公共部門のCO2削減目標を5年前倒しで達成
新会社は浪江町、株式会社ミライト・ワン、株式会社タクマエナジーの3者が出資して誕生しました。本年4月1日より、浪江町役場や「道の駅なみえ」を含む町内14箇所の公共施設において、再生可能エネルギー100%電力への切り替えを実施しています。

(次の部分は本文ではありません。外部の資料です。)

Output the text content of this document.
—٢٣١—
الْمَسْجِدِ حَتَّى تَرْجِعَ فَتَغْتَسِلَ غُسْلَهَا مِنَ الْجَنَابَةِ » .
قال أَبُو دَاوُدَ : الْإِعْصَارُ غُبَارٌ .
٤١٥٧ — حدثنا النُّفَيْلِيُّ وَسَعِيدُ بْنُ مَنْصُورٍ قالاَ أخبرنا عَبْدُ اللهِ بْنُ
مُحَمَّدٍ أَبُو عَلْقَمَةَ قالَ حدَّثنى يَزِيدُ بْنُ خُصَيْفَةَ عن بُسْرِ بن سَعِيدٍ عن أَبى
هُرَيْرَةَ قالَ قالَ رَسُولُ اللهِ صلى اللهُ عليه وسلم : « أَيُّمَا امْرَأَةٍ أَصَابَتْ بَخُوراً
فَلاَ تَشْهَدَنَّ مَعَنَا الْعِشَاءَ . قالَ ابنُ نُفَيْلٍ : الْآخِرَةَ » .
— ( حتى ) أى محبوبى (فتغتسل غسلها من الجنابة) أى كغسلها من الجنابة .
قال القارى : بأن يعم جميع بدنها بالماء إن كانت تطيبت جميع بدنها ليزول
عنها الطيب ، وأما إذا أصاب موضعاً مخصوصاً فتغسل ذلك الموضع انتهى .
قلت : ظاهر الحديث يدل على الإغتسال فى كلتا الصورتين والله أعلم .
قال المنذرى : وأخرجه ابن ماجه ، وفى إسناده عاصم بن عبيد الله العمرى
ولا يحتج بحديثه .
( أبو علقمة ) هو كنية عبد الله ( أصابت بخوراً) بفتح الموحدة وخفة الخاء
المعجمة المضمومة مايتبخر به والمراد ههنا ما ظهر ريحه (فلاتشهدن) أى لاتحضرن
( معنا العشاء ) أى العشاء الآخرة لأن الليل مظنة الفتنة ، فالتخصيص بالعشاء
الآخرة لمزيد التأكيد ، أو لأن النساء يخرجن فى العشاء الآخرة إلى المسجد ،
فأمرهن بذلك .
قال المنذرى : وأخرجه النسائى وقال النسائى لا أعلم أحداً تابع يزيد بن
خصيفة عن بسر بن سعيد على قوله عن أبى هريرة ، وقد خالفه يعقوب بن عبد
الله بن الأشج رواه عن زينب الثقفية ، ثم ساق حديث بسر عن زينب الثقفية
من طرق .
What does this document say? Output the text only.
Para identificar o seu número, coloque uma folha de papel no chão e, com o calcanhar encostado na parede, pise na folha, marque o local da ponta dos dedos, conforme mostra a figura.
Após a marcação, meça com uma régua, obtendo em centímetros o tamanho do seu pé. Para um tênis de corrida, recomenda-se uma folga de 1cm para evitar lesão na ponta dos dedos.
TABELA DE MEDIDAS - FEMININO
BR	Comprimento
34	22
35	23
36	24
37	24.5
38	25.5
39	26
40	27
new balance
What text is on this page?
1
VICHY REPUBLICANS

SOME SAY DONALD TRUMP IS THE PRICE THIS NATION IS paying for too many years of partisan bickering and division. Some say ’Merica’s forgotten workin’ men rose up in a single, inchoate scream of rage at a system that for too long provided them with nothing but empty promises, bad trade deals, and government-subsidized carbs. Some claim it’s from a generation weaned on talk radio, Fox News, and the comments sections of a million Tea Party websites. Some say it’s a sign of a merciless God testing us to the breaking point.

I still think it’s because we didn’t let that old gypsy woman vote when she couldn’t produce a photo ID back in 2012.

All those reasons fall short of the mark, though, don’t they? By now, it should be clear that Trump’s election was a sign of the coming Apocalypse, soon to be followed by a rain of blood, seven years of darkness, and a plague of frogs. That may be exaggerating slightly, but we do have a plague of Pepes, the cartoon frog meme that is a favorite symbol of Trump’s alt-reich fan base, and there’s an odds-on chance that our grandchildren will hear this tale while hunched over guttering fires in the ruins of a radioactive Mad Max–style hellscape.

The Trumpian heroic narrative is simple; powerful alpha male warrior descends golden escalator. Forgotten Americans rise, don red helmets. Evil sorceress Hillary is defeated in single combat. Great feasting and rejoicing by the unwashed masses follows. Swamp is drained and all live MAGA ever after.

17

この取り組みにより、2024年度実績で約943トンに上っていた対象施設の二酸化炭素(CO2)排出量は実質ゼロとなる見通しです。町が掲げる「2030年度までに公共部門の排出量を1,000トン以下に抑える」という目標を、5年前倒しで達成できる公算となりました。
エネルギーの地産地消で復興と脱炭素を両立
なみえミライエナジーは、エネルギーの地産地消を通じて地域経済の循環を促し、持続可能な復興まちづくりを担う事業母体として期待されています。今後は公共施設への供給に留まらず、町内の民間企業や家庭への供給拡大、さらには地域電源の開発なども視野に入れています。
浪江町は「ゼロカーボンシティ」の実現に向け、復興と脱炭素を両輪で進める方針です。地域密着型のエネルギー事業を本格化させることで、環境負荷の低減と地域産業の活性化を同時に図る、先進的な自治体モデルの構築を目指します。